Od razu piszę, że nie miałem pomysłu jak skończyć te igrzyska, więc jesłi wam się nie spodoba, to ma chociaż nadzieję, że końcówka wam to wynagrodzi.
Ukryta Prawda o
Naruto -33.
---Naruto---
-Co? – spytałem zdziwiony.
-Zostaniesz zatrzymany za atak na Kage.
-Mam mu puścić płazem, to, że obraził mojego ojca?
-Niestety.
-Nie ma mowy!
Nim postawiłem kolejny krok, zostałem otoczony przez
drewnianą klatkę. Spojrzałem zszokowany na mojego byłego senseia.
-Nawet wy jesteście przeciwko mnie?
-Wybacz Naruto.
-Widzisz – zaczął Tsuchikage. – Nawet twoi kamraci, mają cię
za głupka. Jesteś taki sam jak twój ojczulek.
-Zamknij się! – krzyknąłem uderzając w kraty. – Nie znasz
mnie, ani nie znałeś mojego ojca!

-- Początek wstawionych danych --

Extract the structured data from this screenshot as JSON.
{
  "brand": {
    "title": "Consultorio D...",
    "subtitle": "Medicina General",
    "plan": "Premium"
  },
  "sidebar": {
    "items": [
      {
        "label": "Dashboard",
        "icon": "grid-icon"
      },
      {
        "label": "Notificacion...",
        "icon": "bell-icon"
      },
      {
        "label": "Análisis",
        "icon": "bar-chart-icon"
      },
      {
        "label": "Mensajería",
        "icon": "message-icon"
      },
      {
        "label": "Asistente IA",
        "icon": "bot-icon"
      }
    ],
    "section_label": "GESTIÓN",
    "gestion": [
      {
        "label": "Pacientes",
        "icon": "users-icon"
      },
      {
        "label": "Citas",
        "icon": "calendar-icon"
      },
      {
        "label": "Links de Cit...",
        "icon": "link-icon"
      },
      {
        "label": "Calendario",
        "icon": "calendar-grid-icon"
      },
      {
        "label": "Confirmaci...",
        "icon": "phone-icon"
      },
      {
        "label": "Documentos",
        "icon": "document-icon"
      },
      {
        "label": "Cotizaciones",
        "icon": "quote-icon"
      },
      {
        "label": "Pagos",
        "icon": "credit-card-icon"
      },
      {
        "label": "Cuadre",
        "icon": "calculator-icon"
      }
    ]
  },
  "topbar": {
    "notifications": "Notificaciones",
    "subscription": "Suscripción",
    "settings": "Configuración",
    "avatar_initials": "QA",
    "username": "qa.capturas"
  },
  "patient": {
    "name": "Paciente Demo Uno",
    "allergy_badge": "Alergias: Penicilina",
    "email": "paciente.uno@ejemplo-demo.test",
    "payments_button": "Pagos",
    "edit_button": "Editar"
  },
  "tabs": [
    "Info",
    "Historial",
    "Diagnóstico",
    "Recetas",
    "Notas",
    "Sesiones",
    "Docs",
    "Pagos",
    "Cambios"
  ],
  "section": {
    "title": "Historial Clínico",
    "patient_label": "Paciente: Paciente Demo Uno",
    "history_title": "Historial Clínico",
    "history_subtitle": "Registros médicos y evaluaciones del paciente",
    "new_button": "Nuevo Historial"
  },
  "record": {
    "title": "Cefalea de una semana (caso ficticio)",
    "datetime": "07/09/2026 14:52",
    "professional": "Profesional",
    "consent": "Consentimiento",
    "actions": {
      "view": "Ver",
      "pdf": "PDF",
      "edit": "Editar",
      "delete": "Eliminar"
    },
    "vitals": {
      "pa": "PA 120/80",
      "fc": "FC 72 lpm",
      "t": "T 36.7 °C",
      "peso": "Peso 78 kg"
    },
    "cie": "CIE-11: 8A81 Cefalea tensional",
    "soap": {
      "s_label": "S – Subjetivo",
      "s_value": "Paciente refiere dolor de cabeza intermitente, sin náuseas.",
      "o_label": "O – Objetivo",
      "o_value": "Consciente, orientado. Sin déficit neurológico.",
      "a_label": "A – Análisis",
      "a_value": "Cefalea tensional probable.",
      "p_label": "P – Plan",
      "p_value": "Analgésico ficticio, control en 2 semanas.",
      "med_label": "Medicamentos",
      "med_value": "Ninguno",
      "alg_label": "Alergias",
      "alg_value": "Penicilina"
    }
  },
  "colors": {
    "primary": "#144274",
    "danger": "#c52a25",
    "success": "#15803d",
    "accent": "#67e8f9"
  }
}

Przepraszam znałeś mojego ojca, z opowiadań,
jak sam rozgromił całą twoją armię!
-Ty mały smarku!
Tsuchikage przyłożył do siebie dłonie, a między nimi pojawił
się jakiś przezroczysty kwadrat.
-Element Pyłu: Rozgromienie!
Jutsu trafiło w klatkę, a następnie we mnie. Czułem jak moje
ciało jest rozrywane, na malutkie kawałeczki. Aktywowałem Sharingana, aby się
ochronić. Jego jutsu wzbiło tumany kurzu w powietrzu, które mnie otoczyły.
-Naruto!
-Tsuchikage coś ty narobił!
-Pozbyłem się zmartwienia – odparł pół śmiechem.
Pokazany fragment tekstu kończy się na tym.